In the Simmons case, the subject of the agreement was insurance against negligence and the party primarily liable was released from liability to the insured. The agreement to insure pleaded in the present case is not comparable. We are not persuaded by the cases discussed above nor by New York Title & Mortgage Co. v. First National Bank of Kansas City, 51 F2d 485 (8th Cir. 1931), that the decision we have rendered is wrong. Even if We look beyond the alleged agreement requiring Harper to insure, we find no analogy to the cases cited by defendant, in which the agreement by the insured to procure insurance relieved another from liability to the insured, as in the present case Gulf was not relieved of liability to Harper for the negligence sued upon, by either the alleged agreement to insure or the exculpatory clause of the lease.
This court did not invent the distinction between an “open” loss payable clause and a standard mortgage clause. It has long been recognized in this jurisdiction and elsewhere. Gulf presumably was aware of the distinction at the time of all its transactions with Harper. Indeed it recognized that the policy sub judice contained “an open mortgage clause rather than a union or standard mortgage clause” in its original brief filed in this court. If Gulf required Harper to insure the property, it could have required precisely a policy under the terms of which it would have been an insured and could have made the transaction conditional on its approval of the terms of the policy.
Likewise Gulf, if it intended to enlarge the usual scope of exculpatory clauses in leases, could have spelled out specifically and exactly the liabilities from which it intended to relieve itself by the exculpatory clause. Gulf contends that by the first sentence and the first portion (preceding the first comma) of the second sentence quoted from the lease in Division 2 of the opinion, it had already relieved itself from liability arising out of its duties as landlord, and then by the remainder of the exculpatory clause it relieved itself of all other liability; and *395that therefore, having first dealt with its liability as landlord, the only thing that could be meant by the succeeding language is negligence not arising from the lease relation. While insisting in its motion that the court should determine the intent of a contract by construing it as a whole, Gulf argues that we must construe two parts of the same sentence separately to arrive at the meaning of the exculpatory clause. We are not convinced by this argument.

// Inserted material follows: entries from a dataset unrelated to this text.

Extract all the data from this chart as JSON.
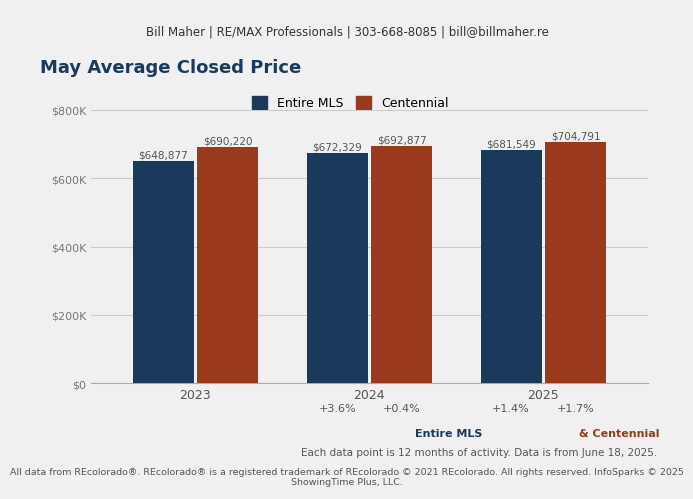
{
  "header_text": "Bill Maher | RE/MAX Professionals | 303-668-8085 | bill@billmaher.re",
  "title": "May Average Closed Price",
  "years": [
    "2023",
    "2024",
    "2025"
  ],
  "mls_values": [
    648877,
    672329,
    681549
  ],
  "centennial_values": [
    690220,
    692877,
    704791
  ],
  "mls_labels": [
    "$648,877",
    "$672,329",
    "$681,549"
  ],
  "centennial_labels": [
    "$690,220",
    "$692,877",
    "$704,791"
  ],
  "mls_color": "#1a3a5c",
  "centennial_color": "#9b3a1a",
  "pct_changes_mls": [
    "+3.6%",
    "+1.4%"
  ],
  "pct_changes_centennial": [
    "+0.4%",
    "+1.7%"
  ],
  "ylim": [
    0,
    800000
  ],
  "yticks": [
    0,
    200000,
    400000,
    600000,
    800000
  ],
  "ytick_labels": [
    "$0",
    "$200K",
    "$400K",
    "$600K",
    "$800K"
  ],
  "footer2": "Each data point is 12 months of activity. Data is from June 18, 2025.",
  "footer3": "All data from REcolorado®. REcolorado® is a registered trademark of REcolorado © 2021 REcolorado. All rights reserved. InfoSparks © 2025",
  "footer4": "ShowingTime Plus, LLC.",
  "bg_color": "#f0f0f0",
  "header_bg_color": "#e8e8e8",
  "grid_color": "#cccccc",
  "bar_width": 0.35
}
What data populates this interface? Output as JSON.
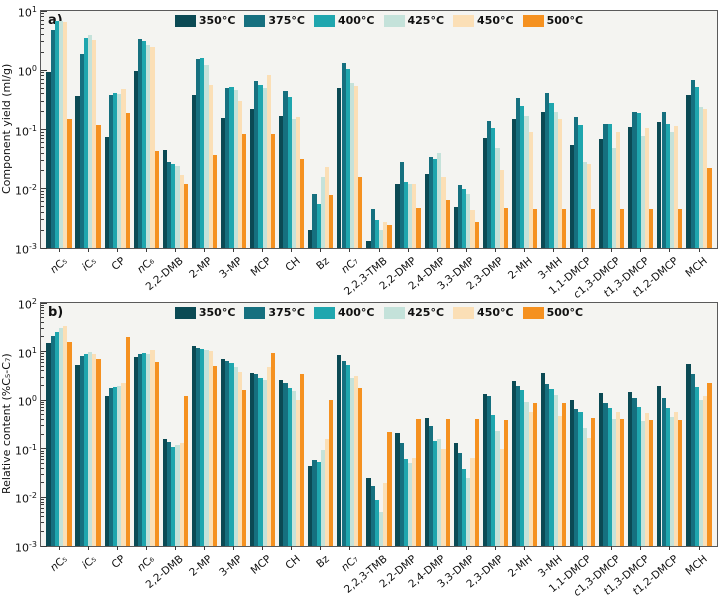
{
  "figure": {
    "type": "scientific-figure",
    "panel_count": 2,
    "background": "#ffffff",
    "plot_background": "#f4f4f1",
    "frame_color": "#5a5a5a"
  },
  "chart_data": [
    {
      "type": "bar",
      "panel_label": "a)",
      "ylabel": "Component yield (ml/g)",
      "yscale": "log",
      "ylim_exp": [
        -3,
        1
      ],
      "ytick_exps": [
        1,
        0,
        -1,
        -2,
        -3
      ],
      "grid": false,
      "legend_position": "top-center",
      "categories": [
        "nC₅",
        "iC₅",
        "CP",
        "nC₆",
        "2,2-DMB",
        "2-MP",
        "3-MP",
        "MCP",
        "CH",
        "Bz",
        "nC₇",
        "2,2,3-TMB",
        "2,2-DMP",
        "2,4-DMP",
        "3,3-DMP",
        "2,3-DMP",
        "2-MH",
        "3-MH",
        "1,1-DMCP",
        "c1,3-DMCP",
        "t1,3-DMCP",
        "t1,2-DMCP",
        "MCH"
      ],
      "series": [
        {
          "name": "350°C",
          "color": "#0b4a54",
          "values": [
            0.94,
            0.37,
            0.076,
            0.98,
            0.045,
            0.38,
            0.155,
            0.22,
            0.17,
            0.002,
            0.5,
            0.0013,
            0.012,
            0.018,
            0.005,
            0.073,
            0.15,
            0.2,
            0.055,
            0.07,
            0.11,
            0.135,
            0.38
          ]
        },
        {
          "name": "375°C",
          "color": "#16707f",
          "values": [
            4.7,
            1.9,
            0.38,
            3.4,
            0.028,
            1.55,
            0.5,
            0.67,
            0.44,
            0.008,
            1.3,
            0.0045,
            0.028,
            0.035,
            0.0115,
            0.14,
            0.34,
            0.42,
            0.165,
            0.125,
            0.195,
            0.195,
            0.68
          ]
        },
        {
          "name": "400°C",
          "color": "#1fa6ae",
          "values": [
            6.7,
            3.5,
            0.42,
            3.1,
            0.026,
            1.6,
            0.52,
            0.57,
            0.35,
            0.0055,
            1.05,
            0.003,
            0.013,
            0.032,
            0.01,
            0.105,
            0.25,
            0.28,
            0.12,
            0.125,
            0.19,
            0.125,
            0.52
          ]
        },
        {
          "name": "425°C",
          "color": "#c4e2da",
          "values": [
            6.9,
            4.0,
            0.4,
            2.7,
            0.024,
            1.25,
            0.46,
            0.5,
            0.15,
            0.016,
            0.62,
            0.002,
            0.012,
            0.04,
            0.008,
            0.048,
            0.17,
            0.2,
            0.028,
            0.048,
            0.078,
            0.09,
            0.24
          ]
        },
        {
          "name": "450°C",
          "color": "#fbdfb6",
          "values": [
            6.5,
            3.2,
            0.49,
            2.5,
            0.017,
            0.56,
            0.3,
            0.84,
            0.16,
            0.023,
            0.54,
            0.0028,
            0.012,
            0.016,
            0.0043,
            0.021,
            0.092,
            0.15,
            0.026,
            0.092,
            0.105,
            0.115,
            0.22
          ]
        },
        {
          "name": "500°C",
          "color": "#f59120",
          "values": [
            0.15,
            0.12,
            0.19,
            0.043,
            0.012,
            0.037,
            0.085,
            0.083,
            0.032,
            0.0077,
            0.016,
            0.0024,
            0.0047,
            0.0065,
            0.0027,
            0.0048,
            0.0045,
            0.0045,
            0.0045,
            0.0045,
            0.0045,
            0.0045,
            0.022
          ]
        }
      ]
    },
    {
      "type": "bar",
      "panel_label": "b)",
      "ylabel": "Relative content (%C₅-C₇)",
      "yscale": "log",
      "ylim_exp": [
        -3,
        2
      ],
      "ytick_exps": [
        2,
        1,
        0,
        -1,
        -2,
        -3
      ],
      "grid": false,
      "legend_position": "top-center",
      "categories": [
        "nC₅",
        "iC₅",
        "CP",
        "nC₆",
        "2,2-DMB",
        "2-MP",
        "3-MP",
        "MCP",
        "CH",
        "Bz",
        "nC₇",
        "2,2,3-TMB",
        "2,2-DMP",
        "2,4-DMP",
        "3,3-DMP",
        "2,3-DMP",
        "2-MH",
        "3-MH",
        "1,1-DMCP",
        "c1,3-DMCP",
        "t1,3-DMCP",
        "t1,2-DMCP",
        "MCH"
      ],
      "series": [
        {
          "name": "350°C",
          "color": "#0b4a54",
          "values": [
            15,
            5.4,
            1.2,
            7.6,
            0.16,
            13,
            6.9,
            3.7,
            2.6,
            0.045,
            8.5,
            0.025,
            0.21,
            0.44,
            0.13,
            1.35,
            2.5,
            3.6,
            1.0,
            1.44,
            1.5,
            2.0,
            5.5
          ]
        },
        {
          "name": "375°C",
          "color": "#16707f",
          "values": [
            21,
            8.0,
            1.8,
            9.1,
            0.14,
            12,
            6.3,
            3.5,
            2.3,
            0.06,
            6.5,
            0.017,
            0.13,
            0.29,
            0.083,
            1.2,
            2.0,
            2.2,
            0.66,
            0.89,
            1.1,
            1.1,
            3.5
          ]
        },
        {
          "name": "400°C",
          "color": "#1fa6ae",
          "values": [
            25,
            8.9,
            1.9,
            9.4,
            0.11,
            11.5,
            5.8,
            2.9,
            1.8,
            0.053,
            5.3,
            0.009,
            0.062,
            0.145,
            0.038,
            0.5,
            1.6,
            1.7,
            0.58,
            0.68,
            0.74,
            0.69,
            1.9
          ]
        },
        {
          "name": "425°C",
          "color": "#c4e2da",
          "values": [
            30,
            9.6,
            2.0,
            9.1,
            0.12,
            10.7,
            4.8,
            2.6,
            1.55,
            0.095,
            2.9,
            0.005,
            0.051,
            0.16,
            0.025,
            0.235,
            0.9,
            1.3,
            0.27,
            0.41,
            0.38,
            0.46,
            1.0
          ]
        },
        {
          "name": "450°C",
          "color": "#fbdfb6",
          "values": [
            33,
            8.9,
            2.3,
            11,
            0.13,
            10.4,
            3.8,
            4.9,
            1.0,
            0.16,
            3.2,
            0.02,
            0.065,
            0.1,
            0.065,
            0.1,
            0.58,
            0.48,
            0.17,
            0.56,
            0.54,
            0.58,
            1.2
          ]
        },
        {
          "name": "500°C",
          "color": "#f59120",
          "values": [
            16,
            7.2,
            20,
            6.2,
            1.2,
            5.0,
            1.6,
            9.2,
            3.4,
            1.0,
            1.8,
            0.22,
            0.41,
            0.41,
            0.41,
            0.4,
            0.87,
            0.89,
            0.44,
            0.42,
            0.4,
            0.4,
            2.3
          ]
        }
      ]
    }
  ]
}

Neither is the fact that the leased premises were located within the Gulf Plant sufficient to make the contract clearly and explicitly say that Gulf is relieved of liability for damage to Harper caused by Gulf’s negligence in its bulk plant operations. The lease describes the premises as being 1,800 sq. ft. in a garage building located in “a- tract of land known as Gulf Oil Corporation’s Columbus, Ga. Bulk Plant on Sixty Ave.,” and more particularly describes the leased space by reference to a layout plat of Gulf Oil Corporation. We adhere to our opinion that the exculpatory clause, construed in context with the. entire’ lease, did not relieve Gulf from liability to Harper for property damage caused by negligence arising without regard to the lease relationship.
Gulf differs with the grammatical construction given by this court to the exculpatory clause. Though the court’s construction is valid, the opinion is complete and supports the decision without the reason based on grammar.

Motion for rehearing denied.

Felton} C. J., and Bell, J., concur.